人々は何故逃げるのか
今、私の身の回りから、次々に人が去って行きます。去って行く人々は、まさに将来を嘱望されている人々です。
例えばかつて私と同級生だった。その人が大学院生時代、私がその人を指導した。私の論文の共著者になった。
こう言った「今更消せない過去」によって、今まさにこれからのし上がろうとする人々が頭を抱えています。彼らはこう言われるのです。
お前はこんな人間と関係があるのか!
バッハのマタイ受難曲でも一番感動的な部分が、ペテロによるキリストの否定です。
キリストが磔にされ殺された後、群衆がペテロを指さし、
「お前もあいつの一味だった」と言います。それに対しペテロは狼狽え、
いや、私はその人なんか知らない、と三度言います。
Ich kenne des Menschen nicht(イッヒ ケンネ デス メンシェン ニヒト).
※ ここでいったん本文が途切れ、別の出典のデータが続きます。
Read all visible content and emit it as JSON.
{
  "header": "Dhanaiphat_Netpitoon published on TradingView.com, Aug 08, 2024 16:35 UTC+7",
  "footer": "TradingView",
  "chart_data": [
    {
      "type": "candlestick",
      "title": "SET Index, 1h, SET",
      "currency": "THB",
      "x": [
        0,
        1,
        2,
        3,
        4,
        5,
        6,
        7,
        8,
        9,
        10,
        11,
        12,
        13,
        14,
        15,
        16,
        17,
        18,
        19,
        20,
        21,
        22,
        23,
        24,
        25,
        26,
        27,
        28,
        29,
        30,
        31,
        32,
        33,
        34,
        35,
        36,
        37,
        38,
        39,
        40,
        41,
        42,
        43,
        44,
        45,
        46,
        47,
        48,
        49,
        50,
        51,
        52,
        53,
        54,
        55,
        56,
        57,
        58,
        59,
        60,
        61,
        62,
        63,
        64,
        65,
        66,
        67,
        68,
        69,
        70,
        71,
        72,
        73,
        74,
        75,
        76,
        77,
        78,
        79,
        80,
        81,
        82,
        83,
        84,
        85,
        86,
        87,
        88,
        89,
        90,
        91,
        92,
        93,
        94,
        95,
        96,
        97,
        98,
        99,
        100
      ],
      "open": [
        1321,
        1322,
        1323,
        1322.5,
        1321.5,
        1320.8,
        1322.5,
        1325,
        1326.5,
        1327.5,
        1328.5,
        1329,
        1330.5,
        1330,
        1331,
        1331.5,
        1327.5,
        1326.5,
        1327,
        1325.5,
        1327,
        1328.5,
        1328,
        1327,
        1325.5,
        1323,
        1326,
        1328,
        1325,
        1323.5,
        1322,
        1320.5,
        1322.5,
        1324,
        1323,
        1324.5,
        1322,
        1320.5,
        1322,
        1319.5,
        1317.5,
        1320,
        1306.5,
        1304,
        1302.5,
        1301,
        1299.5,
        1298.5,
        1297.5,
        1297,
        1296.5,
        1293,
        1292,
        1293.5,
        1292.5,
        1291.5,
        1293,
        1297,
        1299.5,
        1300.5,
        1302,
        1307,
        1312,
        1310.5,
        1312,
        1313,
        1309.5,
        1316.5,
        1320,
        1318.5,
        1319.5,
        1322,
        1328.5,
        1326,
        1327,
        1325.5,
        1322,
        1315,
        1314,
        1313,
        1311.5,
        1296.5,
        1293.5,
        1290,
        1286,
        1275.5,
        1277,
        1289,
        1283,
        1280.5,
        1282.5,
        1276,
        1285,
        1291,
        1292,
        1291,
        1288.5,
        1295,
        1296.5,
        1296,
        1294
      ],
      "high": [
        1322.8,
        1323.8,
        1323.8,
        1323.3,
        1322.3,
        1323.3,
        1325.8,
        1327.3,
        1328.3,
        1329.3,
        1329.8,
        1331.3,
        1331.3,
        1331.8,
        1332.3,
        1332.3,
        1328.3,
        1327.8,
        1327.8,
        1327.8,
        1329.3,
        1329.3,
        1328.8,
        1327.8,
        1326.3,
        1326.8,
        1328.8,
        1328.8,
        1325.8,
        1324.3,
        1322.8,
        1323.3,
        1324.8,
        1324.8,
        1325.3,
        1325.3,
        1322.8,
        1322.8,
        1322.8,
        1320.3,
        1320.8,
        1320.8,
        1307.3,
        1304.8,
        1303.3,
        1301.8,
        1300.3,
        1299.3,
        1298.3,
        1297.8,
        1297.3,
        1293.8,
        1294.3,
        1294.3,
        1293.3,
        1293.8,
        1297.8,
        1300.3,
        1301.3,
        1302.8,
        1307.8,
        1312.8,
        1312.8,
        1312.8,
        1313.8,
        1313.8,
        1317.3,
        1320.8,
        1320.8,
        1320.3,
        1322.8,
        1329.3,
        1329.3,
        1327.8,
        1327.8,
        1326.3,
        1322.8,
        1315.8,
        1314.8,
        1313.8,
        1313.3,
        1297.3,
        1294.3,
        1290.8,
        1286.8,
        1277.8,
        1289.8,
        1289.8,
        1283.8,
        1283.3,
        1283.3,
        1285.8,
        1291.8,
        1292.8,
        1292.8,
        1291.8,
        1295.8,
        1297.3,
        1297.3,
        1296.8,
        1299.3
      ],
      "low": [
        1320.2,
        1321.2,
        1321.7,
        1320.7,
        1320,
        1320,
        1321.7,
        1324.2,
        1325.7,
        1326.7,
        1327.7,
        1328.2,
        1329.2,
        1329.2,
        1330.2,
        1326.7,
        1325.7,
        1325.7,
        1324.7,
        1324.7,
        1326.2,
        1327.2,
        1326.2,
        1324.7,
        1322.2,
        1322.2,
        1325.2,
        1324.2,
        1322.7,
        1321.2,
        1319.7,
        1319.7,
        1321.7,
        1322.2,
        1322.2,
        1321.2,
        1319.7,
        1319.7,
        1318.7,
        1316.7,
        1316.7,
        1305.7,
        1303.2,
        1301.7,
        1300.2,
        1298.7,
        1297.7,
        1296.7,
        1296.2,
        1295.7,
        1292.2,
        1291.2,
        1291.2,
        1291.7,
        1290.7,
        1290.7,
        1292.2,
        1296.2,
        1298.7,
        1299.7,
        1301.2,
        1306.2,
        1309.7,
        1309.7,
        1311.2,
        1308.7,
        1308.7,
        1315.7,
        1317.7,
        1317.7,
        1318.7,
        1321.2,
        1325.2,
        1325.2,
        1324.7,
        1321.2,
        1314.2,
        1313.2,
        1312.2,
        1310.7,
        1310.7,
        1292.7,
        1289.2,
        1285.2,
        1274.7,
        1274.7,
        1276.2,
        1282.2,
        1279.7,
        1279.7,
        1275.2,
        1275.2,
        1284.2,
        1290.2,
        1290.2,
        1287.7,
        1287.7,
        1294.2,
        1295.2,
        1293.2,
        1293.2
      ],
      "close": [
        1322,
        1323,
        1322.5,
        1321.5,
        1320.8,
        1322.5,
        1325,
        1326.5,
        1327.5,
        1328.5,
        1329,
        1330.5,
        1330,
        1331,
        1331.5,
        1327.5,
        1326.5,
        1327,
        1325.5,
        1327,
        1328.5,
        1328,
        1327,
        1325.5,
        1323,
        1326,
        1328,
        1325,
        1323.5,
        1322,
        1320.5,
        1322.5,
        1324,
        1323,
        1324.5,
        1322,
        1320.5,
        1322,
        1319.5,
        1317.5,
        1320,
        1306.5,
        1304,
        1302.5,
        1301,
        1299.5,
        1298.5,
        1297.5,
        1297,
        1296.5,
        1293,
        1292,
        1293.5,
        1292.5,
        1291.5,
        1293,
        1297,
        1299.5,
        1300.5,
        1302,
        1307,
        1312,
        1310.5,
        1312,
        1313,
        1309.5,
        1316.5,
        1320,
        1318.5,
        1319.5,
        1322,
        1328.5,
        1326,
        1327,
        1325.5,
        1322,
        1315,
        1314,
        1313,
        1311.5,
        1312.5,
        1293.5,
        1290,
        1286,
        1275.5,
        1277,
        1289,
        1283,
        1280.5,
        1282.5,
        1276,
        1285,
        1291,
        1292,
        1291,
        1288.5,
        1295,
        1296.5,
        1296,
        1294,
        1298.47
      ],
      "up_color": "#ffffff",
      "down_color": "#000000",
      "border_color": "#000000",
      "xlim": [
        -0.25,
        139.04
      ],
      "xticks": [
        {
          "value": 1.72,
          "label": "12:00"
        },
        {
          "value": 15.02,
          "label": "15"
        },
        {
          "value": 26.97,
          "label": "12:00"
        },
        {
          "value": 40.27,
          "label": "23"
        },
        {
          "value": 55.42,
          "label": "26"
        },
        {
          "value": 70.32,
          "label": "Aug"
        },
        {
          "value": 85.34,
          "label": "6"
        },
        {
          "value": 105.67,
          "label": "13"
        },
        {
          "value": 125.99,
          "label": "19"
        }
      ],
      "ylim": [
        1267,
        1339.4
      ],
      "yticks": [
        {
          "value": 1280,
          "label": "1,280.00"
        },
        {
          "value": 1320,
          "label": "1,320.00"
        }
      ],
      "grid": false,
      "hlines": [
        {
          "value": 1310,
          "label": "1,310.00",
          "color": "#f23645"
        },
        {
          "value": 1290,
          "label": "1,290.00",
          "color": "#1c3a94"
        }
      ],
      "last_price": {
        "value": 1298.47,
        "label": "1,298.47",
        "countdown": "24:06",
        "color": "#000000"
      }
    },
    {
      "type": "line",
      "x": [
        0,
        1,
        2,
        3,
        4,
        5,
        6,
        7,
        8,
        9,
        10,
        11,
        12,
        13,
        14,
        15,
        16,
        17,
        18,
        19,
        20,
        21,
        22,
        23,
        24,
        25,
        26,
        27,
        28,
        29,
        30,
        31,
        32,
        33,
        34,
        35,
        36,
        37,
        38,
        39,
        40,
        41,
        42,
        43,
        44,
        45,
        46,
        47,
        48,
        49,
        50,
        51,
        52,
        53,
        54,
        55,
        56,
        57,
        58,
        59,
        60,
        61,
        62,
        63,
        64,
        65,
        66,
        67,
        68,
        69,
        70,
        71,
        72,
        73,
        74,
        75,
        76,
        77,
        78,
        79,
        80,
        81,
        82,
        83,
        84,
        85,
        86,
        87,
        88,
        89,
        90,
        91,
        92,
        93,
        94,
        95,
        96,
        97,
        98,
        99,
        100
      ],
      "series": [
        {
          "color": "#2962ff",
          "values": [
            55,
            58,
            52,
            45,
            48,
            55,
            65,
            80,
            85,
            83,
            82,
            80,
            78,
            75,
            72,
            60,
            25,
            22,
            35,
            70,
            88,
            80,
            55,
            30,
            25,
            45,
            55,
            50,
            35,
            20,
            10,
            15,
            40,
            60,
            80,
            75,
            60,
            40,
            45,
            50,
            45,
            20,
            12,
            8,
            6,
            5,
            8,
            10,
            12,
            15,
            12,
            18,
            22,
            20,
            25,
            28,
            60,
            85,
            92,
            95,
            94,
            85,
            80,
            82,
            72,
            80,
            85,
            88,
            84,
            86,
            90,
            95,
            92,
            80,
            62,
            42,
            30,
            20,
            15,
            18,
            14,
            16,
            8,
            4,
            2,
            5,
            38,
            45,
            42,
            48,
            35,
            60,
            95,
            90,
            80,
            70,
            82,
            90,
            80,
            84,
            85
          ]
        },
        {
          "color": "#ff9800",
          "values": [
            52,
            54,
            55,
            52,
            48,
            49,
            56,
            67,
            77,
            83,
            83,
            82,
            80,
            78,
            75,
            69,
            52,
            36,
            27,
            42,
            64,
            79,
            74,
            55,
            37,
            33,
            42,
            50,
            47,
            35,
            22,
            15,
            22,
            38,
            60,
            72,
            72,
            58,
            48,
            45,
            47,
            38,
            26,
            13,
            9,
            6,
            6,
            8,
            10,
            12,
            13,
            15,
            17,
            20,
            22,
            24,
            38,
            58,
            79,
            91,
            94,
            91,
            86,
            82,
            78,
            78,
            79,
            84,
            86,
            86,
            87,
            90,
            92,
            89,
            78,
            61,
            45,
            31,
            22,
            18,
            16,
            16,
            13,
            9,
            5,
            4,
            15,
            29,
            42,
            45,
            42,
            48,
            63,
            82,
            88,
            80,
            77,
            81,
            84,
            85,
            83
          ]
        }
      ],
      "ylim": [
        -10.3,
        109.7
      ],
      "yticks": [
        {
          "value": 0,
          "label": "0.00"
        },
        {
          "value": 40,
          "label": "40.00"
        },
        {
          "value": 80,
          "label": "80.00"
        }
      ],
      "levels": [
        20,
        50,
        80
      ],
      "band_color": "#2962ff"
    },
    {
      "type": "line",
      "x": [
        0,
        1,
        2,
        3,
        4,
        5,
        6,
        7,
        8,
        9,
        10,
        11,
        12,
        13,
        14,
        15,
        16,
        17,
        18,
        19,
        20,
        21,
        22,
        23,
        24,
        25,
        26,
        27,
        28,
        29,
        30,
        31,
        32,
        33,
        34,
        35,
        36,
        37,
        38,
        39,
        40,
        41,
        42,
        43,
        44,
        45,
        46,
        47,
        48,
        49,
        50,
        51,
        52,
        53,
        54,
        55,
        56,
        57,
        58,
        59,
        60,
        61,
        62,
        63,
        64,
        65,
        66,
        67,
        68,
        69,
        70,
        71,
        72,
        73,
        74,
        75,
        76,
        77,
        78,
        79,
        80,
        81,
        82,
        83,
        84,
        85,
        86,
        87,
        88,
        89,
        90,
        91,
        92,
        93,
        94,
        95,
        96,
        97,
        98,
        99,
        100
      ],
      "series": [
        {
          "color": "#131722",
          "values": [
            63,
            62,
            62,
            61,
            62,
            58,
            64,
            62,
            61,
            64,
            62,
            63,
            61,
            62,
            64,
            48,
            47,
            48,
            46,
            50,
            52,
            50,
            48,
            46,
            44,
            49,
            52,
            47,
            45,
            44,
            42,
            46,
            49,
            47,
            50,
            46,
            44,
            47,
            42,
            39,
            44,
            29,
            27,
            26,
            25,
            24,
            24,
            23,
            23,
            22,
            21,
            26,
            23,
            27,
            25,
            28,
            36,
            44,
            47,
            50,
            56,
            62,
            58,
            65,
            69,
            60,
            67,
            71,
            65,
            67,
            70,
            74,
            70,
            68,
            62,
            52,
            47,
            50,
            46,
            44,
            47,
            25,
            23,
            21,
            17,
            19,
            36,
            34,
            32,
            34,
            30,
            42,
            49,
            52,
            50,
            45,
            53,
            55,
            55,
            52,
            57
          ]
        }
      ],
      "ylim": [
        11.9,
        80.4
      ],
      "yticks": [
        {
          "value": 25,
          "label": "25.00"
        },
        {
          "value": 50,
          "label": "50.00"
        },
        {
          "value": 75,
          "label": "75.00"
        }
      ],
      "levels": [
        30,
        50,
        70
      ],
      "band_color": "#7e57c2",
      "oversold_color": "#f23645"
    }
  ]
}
彼が三度そう答えたとき、鶏が鳴きます。そこでペテロはキリストが殺される前、「あなたは私を三度否定し、その時鶏が鳴くであろう」と預言したことを思い出し、痛ましく泣きました。
バッハはプロテスタントでしたから、全編をラテン語ではなくドイツ語で、つまりこの曲を聴く全ての人々が解る言葉で書いています。
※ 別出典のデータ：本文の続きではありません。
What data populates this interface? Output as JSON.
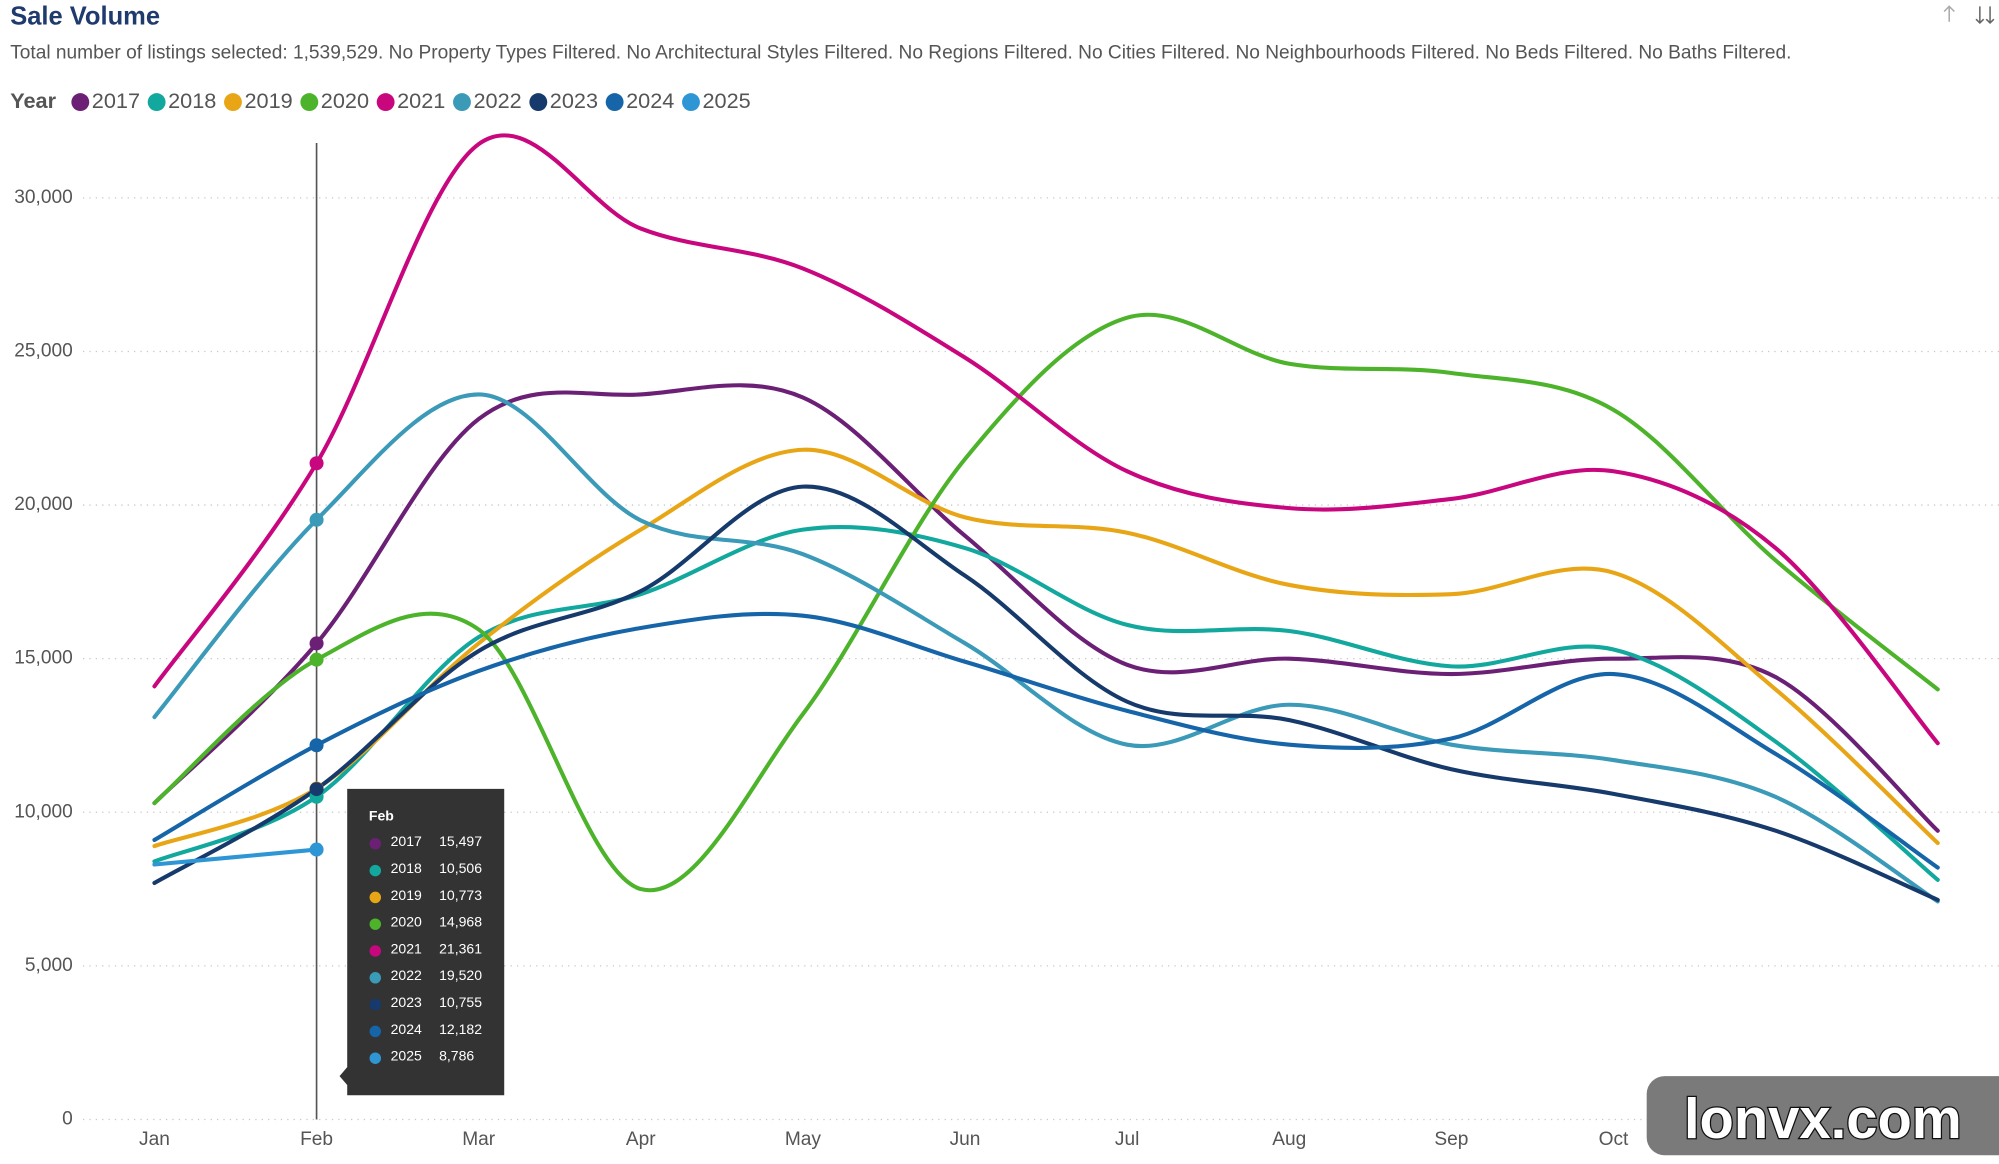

この逸話は無論脚色されてはいるでしょうが、あり得ない話ではないかも知れません。自分が逮捕され、殺害されるのが逃れがたいと悟ったキリストがペテロに対し、半ば自暴自棄になって「どうせお前も俺が殺されたら俺を裏切るだろう」と言ったことは、十分可能性があると私は思います。この場面ではむしろキリスト本人より、ペテロの真情に焦点が当てられています。彼は群衆に詰め寄られ、心から信じていた我が師を思わず「知らない」と、それも三回もそう言ってしまった。それに気がついたときの彼の慟哭にこの曲はフォーカスを置いています。
まあ良いですよ、誰が私を無視したって。彼らのうち何人がいつか私を無視したことを悔いてくれるかなんか、私は知りませんが。